An application’s input and output drops are accessed through its inputs and outputs members. Both of these are lists of drops, and will be sorted in the same order in which inputs and outputs were defined in the Logical Graph. Each element can also be queried for its uid.

Data can be read from input drops, and written in output drops. To read data from an input drop, one calls first the drop’s open method, which returns a descriptor to the opened drop. Using this descriptor one can perform successive calls to read, which will return the data stored in the drop. Finally, the drop’s close method should be called to ensure that all internal resources are freed.

Writing data into an output drop is similar but simpler. Application authors need only call one or more times the write method with the data that needs to be written.

Serialization

Many data components are capable of storing data in multiple formats determined by the drop component. The common data io interface allows app components to be compatible with many data component types, however different app components connected to the same data component must use compatible serialization and deserialization types and utilities.

String Serialization

Raw String

The simplest deserialization format supported directly by DataDrop.write and DataDrop.read.

JSON (.json)

Portable javascript object format encoded in utf-8. JSON Schema is to be handled by the input and output apps, which may also be stored as JSON. Serialization of python dictionaries is provided by json.dump and deserialization with json.load.

INI (.ini)

Simple format for storing string key-value pairs organized by sections that is supported by the python configparser library.
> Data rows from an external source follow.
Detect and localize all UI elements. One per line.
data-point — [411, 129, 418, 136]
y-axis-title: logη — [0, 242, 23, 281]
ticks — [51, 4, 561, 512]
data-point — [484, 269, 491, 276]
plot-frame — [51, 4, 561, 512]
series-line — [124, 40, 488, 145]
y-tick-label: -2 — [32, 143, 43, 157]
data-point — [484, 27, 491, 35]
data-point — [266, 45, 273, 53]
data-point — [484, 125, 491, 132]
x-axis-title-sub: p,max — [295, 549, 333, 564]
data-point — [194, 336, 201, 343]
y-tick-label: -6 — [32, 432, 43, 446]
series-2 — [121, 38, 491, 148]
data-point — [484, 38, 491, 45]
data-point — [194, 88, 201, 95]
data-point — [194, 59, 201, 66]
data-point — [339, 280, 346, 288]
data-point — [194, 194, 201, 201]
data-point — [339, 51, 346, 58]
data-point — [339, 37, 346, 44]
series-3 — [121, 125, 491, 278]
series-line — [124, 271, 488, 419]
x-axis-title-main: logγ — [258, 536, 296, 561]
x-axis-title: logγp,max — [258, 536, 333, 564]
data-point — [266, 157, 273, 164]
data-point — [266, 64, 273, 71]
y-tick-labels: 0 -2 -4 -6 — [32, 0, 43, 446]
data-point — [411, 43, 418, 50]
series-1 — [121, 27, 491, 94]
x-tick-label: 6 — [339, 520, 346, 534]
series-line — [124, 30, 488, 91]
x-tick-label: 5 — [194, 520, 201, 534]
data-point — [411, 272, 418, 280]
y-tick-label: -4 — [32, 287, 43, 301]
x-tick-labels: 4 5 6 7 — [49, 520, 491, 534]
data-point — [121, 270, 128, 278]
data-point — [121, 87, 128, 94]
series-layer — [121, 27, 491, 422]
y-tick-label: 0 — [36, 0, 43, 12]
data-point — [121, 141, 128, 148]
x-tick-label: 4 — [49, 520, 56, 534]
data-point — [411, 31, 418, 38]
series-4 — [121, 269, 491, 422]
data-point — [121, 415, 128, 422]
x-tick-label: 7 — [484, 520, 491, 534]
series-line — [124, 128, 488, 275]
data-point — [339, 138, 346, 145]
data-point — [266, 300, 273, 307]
Due to the exclusive use of string types this format is a good for mapping directly to command line arguments.

YAML (.yaml)

Markup format with similar featureset to JSON but additionally contains features such as comments, anchors and aliases which make it more human friendly to write. Serialization of dictionaries is provided by yaml.dump and deserialization with yaml.load.

XML (.xml)

Markup format with similar features to YAML but with the addition of attributes. Serialization can be performed using dicttoxml or both serialization and deserialization using xml.etree.ElementTree.

Python Eval (.py)

Python expressions and literals are valid string serialization formats whereby the string data is iterpreted as python code. Serialization is typically performed using the __repr__ instance method and deserialization using eval or ast.eval_literal.

Binary Serialization

Data drops may also store binary formats that are typically more efficient than string formats and may utilize the python buffer protocol.

Raw Bytes

Data drops can always be read as raw bytes using droputils.allDropContents and written to using DataDROP.write. Reading as a bytes object creates a readonly in-memory data copy that may not be as performant as other drop utilities.

Pickle (.pkl)

Default serialazation format capable of serializing any python object. Use save_pickle for serialization to this format and load_pickle for deserialization.

Numpy (.npy)

Portable numpy serialization format. Use save_numpy for serialization and load_numpy for deserialization.

Numpy Zipped (.npz)

Portable zipped numpy serialization format. Consists of a .zip directory holding one or more .npy files.

Table Serialization

parquet (.parquet)

Open source column-based relational data format from Apache.

Specialized Serialization

Data drops such as RDBMSDrop drops manage their own record format and are interfaced using relational data objects such dict, pyarrow.RecordBatch or pandas.DataFrame.